Last Easter Monday, Dingle, along with over 2,000 other Gaeltacht placenames, was changed to An Daingean under the Placenames (Ceanntair Ghaeltachta) Order of Official languages Act 2004, enacted by Éamon Ó Cuív, Minister for Rural, Community and Gaeltacht Affairs.

Considerable opposition sprang up among tourism and business operators to the legislation, which will see the name Dingle being removed from public signposts and most ordnance survey maps.

At the July meeting of the council, four separate motions called for a return to the anglicised Dingle, or for a bilingual version.

The 1946 Local Government Act was the only legislation available to the council to attempt to change the official name of An Daingean, county manager Martin Riordan advised the council yesterday.

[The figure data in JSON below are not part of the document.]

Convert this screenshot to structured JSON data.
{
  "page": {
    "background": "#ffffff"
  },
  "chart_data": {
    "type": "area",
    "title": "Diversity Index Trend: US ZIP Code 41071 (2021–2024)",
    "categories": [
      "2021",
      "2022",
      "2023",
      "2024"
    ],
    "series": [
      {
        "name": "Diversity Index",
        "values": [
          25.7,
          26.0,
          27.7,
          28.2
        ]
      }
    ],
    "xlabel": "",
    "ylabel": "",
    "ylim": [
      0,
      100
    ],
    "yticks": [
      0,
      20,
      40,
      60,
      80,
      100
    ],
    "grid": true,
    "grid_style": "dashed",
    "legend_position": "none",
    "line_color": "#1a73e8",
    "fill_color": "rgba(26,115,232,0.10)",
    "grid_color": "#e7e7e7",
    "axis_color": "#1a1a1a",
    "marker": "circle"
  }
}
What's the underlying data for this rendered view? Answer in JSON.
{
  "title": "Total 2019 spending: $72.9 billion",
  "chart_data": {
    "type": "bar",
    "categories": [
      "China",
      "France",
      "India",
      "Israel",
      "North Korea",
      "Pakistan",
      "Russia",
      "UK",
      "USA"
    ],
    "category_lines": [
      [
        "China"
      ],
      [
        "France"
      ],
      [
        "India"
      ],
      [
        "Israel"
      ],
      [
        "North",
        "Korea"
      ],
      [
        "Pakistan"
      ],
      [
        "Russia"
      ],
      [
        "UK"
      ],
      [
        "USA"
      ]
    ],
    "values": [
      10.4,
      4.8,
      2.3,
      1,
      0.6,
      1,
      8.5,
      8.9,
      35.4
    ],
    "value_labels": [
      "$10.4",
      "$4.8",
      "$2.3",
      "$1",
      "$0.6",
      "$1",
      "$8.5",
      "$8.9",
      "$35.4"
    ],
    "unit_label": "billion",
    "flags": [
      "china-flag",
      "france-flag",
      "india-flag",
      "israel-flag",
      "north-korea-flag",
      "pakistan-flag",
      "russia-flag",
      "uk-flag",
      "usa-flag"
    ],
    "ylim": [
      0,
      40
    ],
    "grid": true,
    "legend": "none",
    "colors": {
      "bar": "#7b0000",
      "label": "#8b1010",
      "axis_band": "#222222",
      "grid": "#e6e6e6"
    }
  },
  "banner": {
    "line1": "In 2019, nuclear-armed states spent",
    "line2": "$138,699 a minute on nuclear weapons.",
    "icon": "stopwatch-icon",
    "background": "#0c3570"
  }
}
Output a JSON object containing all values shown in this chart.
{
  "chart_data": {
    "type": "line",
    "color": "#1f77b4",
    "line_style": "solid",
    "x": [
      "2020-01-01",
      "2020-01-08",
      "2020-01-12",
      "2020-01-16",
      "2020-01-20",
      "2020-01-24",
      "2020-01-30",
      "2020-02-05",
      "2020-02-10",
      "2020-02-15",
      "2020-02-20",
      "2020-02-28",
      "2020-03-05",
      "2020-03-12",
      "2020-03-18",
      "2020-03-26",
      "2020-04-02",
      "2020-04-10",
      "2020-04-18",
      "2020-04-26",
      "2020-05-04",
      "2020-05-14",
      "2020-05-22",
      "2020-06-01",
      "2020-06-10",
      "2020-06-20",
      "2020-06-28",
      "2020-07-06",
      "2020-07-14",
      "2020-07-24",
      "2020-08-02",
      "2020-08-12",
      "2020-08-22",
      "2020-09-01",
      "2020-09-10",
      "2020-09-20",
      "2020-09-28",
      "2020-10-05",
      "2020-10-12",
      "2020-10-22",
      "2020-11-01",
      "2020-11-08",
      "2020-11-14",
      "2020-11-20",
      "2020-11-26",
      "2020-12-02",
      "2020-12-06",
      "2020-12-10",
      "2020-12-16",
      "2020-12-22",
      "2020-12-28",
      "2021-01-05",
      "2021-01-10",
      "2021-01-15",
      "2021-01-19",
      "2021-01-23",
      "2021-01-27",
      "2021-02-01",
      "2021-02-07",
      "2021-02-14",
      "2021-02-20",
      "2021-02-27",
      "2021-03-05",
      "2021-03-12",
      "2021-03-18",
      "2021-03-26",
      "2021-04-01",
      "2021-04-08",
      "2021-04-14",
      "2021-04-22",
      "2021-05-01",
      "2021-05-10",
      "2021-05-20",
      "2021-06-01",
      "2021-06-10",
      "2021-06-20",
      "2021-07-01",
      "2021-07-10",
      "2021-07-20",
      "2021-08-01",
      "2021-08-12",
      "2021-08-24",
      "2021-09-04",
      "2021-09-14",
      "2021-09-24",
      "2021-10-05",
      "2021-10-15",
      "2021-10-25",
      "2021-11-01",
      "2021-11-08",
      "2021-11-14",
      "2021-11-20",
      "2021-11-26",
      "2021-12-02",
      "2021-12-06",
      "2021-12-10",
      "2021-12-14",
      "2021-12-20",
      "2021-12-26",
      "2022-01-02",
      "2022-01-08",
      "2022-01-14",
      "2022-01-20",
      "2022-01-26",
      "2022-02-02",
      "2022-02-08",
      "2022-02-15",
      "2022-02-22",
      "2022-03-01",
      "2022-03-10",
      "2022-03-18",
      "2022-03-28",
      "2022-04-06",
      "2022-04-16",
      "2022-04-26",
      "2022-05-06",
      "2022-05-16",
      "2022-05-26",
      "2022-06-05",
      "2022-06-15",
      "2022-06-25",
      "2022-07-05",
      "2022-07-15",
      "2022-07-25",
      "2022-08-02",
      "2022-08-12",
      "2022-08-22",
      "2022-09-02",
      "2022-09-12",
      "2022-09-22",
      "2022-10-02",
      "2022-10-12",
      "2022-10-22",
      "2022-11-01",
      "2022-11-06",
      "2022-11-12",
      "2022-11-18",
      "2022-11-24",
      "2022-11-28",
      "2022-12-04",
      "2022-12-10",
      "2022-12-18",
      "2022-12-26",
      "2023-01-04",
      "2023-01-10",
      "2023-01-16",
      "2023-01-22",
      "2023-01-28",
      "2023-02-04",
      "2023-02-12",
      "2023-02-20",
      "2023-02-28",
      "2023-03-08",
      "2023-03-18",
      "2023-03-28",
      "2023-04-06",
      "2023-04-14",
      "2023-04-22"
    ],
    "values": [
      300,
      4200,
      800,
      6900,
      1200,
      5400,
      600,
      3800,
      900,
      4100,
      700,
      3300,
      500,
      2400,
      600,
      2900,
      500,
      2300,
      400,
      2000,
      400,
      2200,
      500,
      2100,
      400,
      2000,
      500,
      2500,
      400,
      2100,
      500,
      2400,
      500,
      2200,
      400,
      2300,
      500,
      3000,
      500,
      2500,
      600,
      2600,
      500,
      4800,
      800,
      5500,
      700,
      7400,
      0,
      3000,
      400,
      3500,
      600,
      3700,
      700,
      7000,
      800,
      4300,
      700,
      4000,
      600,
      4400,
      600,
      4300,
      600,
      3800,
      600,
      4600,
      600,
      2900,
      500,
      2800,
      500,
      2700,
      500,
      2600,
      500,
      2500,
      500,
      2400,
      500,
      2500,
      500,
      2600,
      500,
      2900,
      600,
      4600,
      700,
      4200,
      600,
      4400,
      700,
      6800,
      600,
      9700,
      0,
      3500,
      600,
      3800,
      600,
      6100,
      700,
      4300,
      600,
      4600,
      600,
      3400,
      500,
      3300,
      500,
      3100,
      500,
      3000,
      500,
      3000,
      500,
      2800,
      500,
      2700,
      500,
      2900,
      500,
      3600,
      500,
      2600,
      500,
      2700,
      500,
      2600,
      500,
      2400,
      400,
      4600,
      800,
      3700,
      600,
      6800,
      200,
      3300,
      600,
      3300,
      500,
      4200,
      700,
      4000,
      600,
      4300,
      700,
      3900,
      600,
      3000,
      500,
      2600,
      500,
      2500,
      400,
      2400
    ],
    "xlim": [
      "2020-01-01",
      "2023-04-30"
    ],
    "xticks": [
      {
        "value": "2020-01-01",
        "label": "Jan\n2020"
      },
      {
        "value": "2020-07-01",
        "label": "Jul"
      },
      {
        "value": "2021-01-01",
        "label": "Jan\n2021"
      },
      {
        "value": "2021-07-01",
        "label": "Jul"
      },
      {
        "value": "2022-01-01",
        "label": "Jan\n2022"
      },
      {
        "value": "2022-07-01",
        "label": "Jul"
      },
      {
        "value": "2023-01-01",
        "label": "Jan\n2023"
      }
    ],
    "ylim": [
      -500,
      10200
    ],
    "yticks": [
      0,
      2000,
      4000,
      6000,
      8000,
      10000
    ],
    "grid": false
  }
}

However, that act confined the plebiscite to the actual townland of An Daingean, and excluded people living outside the townland, unless they had rateable properties within it, Mr Riordan said.

The area of An Daingean represents the old inner core of the town and in geographical and electoral terms represents under one-third of the area.

Much of the town's main street, the popular commercial and business street of Green Street, as well as most of the harbour and housing surrounding the town, will be excluded when the vote is held within the next few months.

It would still be up to the Government to give the final decision, Mr Riordan explained. "The proposal to change the name is legally complex and presents a number of serious issues to be considered by the council," Mr Riordan said.

The order which Mr Ó Cuív made last March meant the English language version no longer had any force. The townland, civil parish and electoral division of Dingle would now be covered by An Daingean, he outlined. The council had no provision to change either the parish or electoral area name.

The council voted 18 for and one against to begin the process to conduct the plebiscite. Three councillors abstained and five were absent.

A majority of the qualified electors must vote for the name-change for it to be valid.